AD server is windows server 2016 and 2022 (a VM) (we tend to upgrade these stair step very few years).

We have almost entirely windows clients on windows 10 and 11, and a couple servers. We use backupchain and azure cloud backups within truenas itself. The configuration for that appears unaffected. The System itself is a AM4 motherboard + 5950x + 128GB ECC UDIMMS, a 2TB NVMe mirror, and a 4 wide raidz2 of SATA HDDs. The ACL corruption occurred on both vdevs and multiple pools.

That’s not corruption of ACL. Seeing a UID or GID simply means that we could not resolve those into AD SIDs. This may mean that the user / group was deleted from AD. It also may mean that there was a local user / group that has since been deleted.

There have been no local groups created.
And the AD SIDs were not deleted.

So yes there is some kind of corruption going on… in the past I go in delete the “corrupted” entry and remap it back to the user or group that was previously there. No changes on the AD side of things at all… .its been running with only a handful of new groups added in the past decade and none removed.

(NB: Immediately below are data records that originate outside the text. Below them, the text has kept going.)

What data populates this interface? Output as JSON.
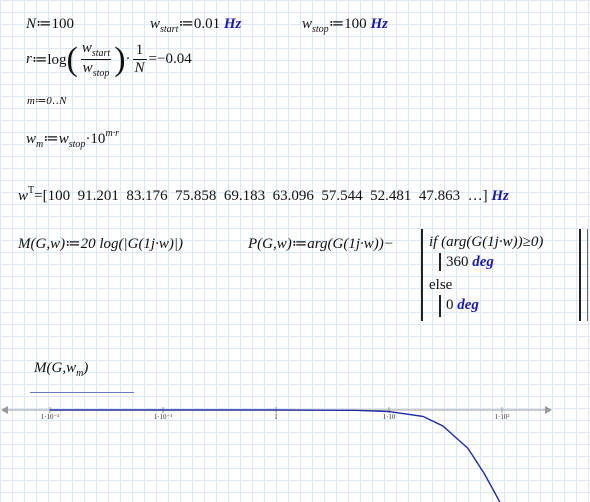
{
  "defs": {
    "N_name": "N",
    "N_assign": "≔100",
    "wstart_name": "w",
    "wstart_sub": "start",
    "wstart_assign": "≔0.01",
    "wstart_unit": "Hz",
    "wstop_name": "w",
    "wstop_sub": "stop",
    "wstop_assign": "≔100",
    "wstop_unit": "Hz"
  },
  "r_expr": {
    "lhs": "r",
    "assign": "≔log",
    "num": "w",
    "num_sub": "start",
    "den": "w",
    "den_sub": "stop",
    "dot": "·",
    "frac2_num": "1",
    "frac2_den": "N",
    "result": "=−0.04"
  },
  "range": {
    "text": "m≔0‥N"
  },
  "wm_expr": {
    "lhs": "w",
    "lhs_sub": "m",
    "assign": "≔",
    "rhs": "w",
    "rhs_sub": "stop",
    "rest": "·10",
    "exp": "m·r"
  },
  "transpose": {
    "lhs": "w",
    "sup": "T",
    "values": "=[100  91.201  83.176  75.858  69.183  63.096  57.544  52.481  47.863  …]",
    "unit": "Hz"
  },
  "functions": {
    "M_def": "M(G,w)≔20 log(|G(1j·w)|)",
    "P_def": "P(G,w)≔arg(G(1j·w))−",
    "if_line": "if (arg(G(1j·w))≥0)",
    "then_val": "360",
    "then_unit": "deg",
    "else_label": "else",
    "else_val": "0",
    "else_unit": "deg"
  },
  "plot": {
    "y_label": "M(G,w",
    "y_label_sub": "m",
    "y_label_close": ")",
    "x_ticks": [
      "1·10⁻²",
      "1·10⁻¹",
      "1",
      "1·10",
      "1·10²"
    ],
    "curve_color": "#1f2a9e",
    "axis_color": "#999999"
  },
  "chart_data": {
    "type": "line",
    "title": "",
    "xlabel": "",
    "ylabel": "M(G,w_m)",
    "x_scale": "log",
    "xlim": [
      0.01,
      100
    ],
    "x_tick_labels": [
      "1·10⁻²",
      "1·10⁻¹",
      "1",
      "1·10",
      "1·10²"
    ],
    "grid": false,
    "series": [
      {
        "x": [
          0.01,
          0.1,
          1,
          5,
          10,
          20,
          30,
          50,
          70,
          100
        ],
        "y": [
          0,
          0,
          0,
          -0.1,
          -0.5,
          -2,
          -5,
          -12,
          -20,
          -30
        ]
      }
    ]
  }
}
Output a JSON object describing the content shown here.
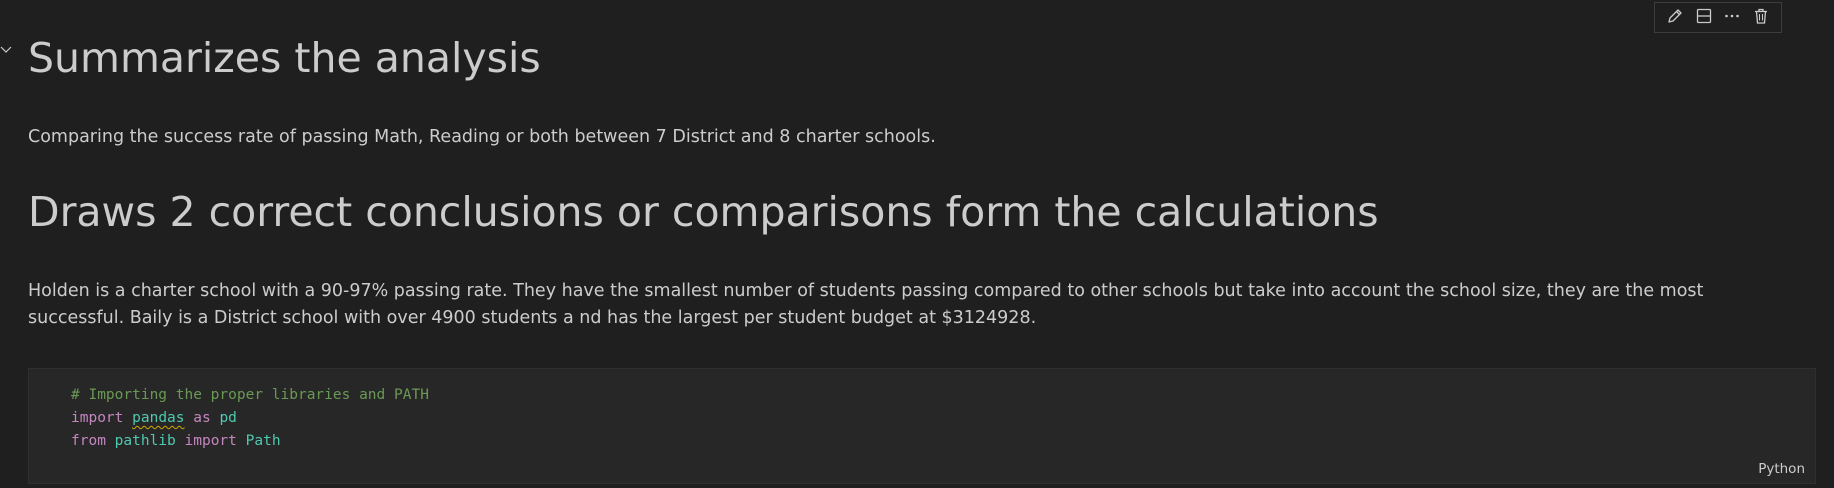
{
  "markdown_cell": {
    "heading_1": "Summarizes the analysis",
    "paragraph_1": "Comparing the success rate of passing Math, Reading or both between 7 District and 8 charter schools.",
    "heading_2": "Draws 2 correct conclusions or comparisons form the calculations",
    "paragraph_2": "Holden is a charter school with a 90-97% passing rate. They have the smallest number of students passing compared to other schools but take into account the school size, they are the most successful. Baily is a District school with over 4900 students a nd has the largest per student budget at $3124928."
  },
  "cell_toolbar": {
    "icons": [
      "pencil-icon",
      "split-cell-icon",
      "more-icon",
      "trash-icon"
    ]
  },
  "code_cell": {
    "line_1_comment": "# Importing the proper libraries and PATH",
    "line_2": {
      "kw_import": "import",
      "module": "pandas",
      "kw_as": "as",
      "alias": "pd"
    },
    "line_3": {
      "kw_from": "from",
      "module": "pathlib",
      "kw_import": "import",
      "name": "Path"
    },
    "language": "Python"
  },
  "colors": {
    "background": "#1f1f1f",
    "text": "#cccccc",
    "code_background": "#272727",
    "comment": "#6a9955",
    "keyword": "#c586c0",
    "module": "#4ec9b0"
  }
}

The presets I had previously saved also do not map to AD correctly anymore.

When I saw this get messed up on Cobia… the presets still worked fine.

No. It’s not corruption (the term has a specific and useful meaning that is not relevant here). As mentioned, it’s winbindd failing to resolve a unix UID / GID to a SID. There are various reasons for this to happen. I gave two likely scenarios.

That doesn’t make any sense, the only thing that has occurred here is an upgrade from Cobia to Dragonfly without any changes to any of the AD users or groups.

Why would winbind fail if everything is still valid… both of the situations you described are DEFINITELY not the case here.

I’d have to see specific server configuration (testparm -s output) details and log messages to precisely say why those particular accounts didn’t resolve. If the connection to AD is flapping regularly then we we’ll have erratic results for non-cached entries.

If the actual mappings are changing then that either indicates that the results are for an improperly configured trusted domain or that our idmap settings have been changed since you first joined AD.

image
and

It looks like the id map did change I think?

Nope. You’re looking at wrong idmap config. Find the one for your domain.

That is the one that appears under [global] and workgroup = mydomain for that entry REALM = mydomain.com (obviously not my real domain name)

None of the other entries from testparm -s say anything about idmap or domain

Please send me a debug file via private message.

It appears I do not yet have PM rights on this discourse instance.

You can email to me at awalker@ixsystems.com

I sent you that email a bit ago. Thanks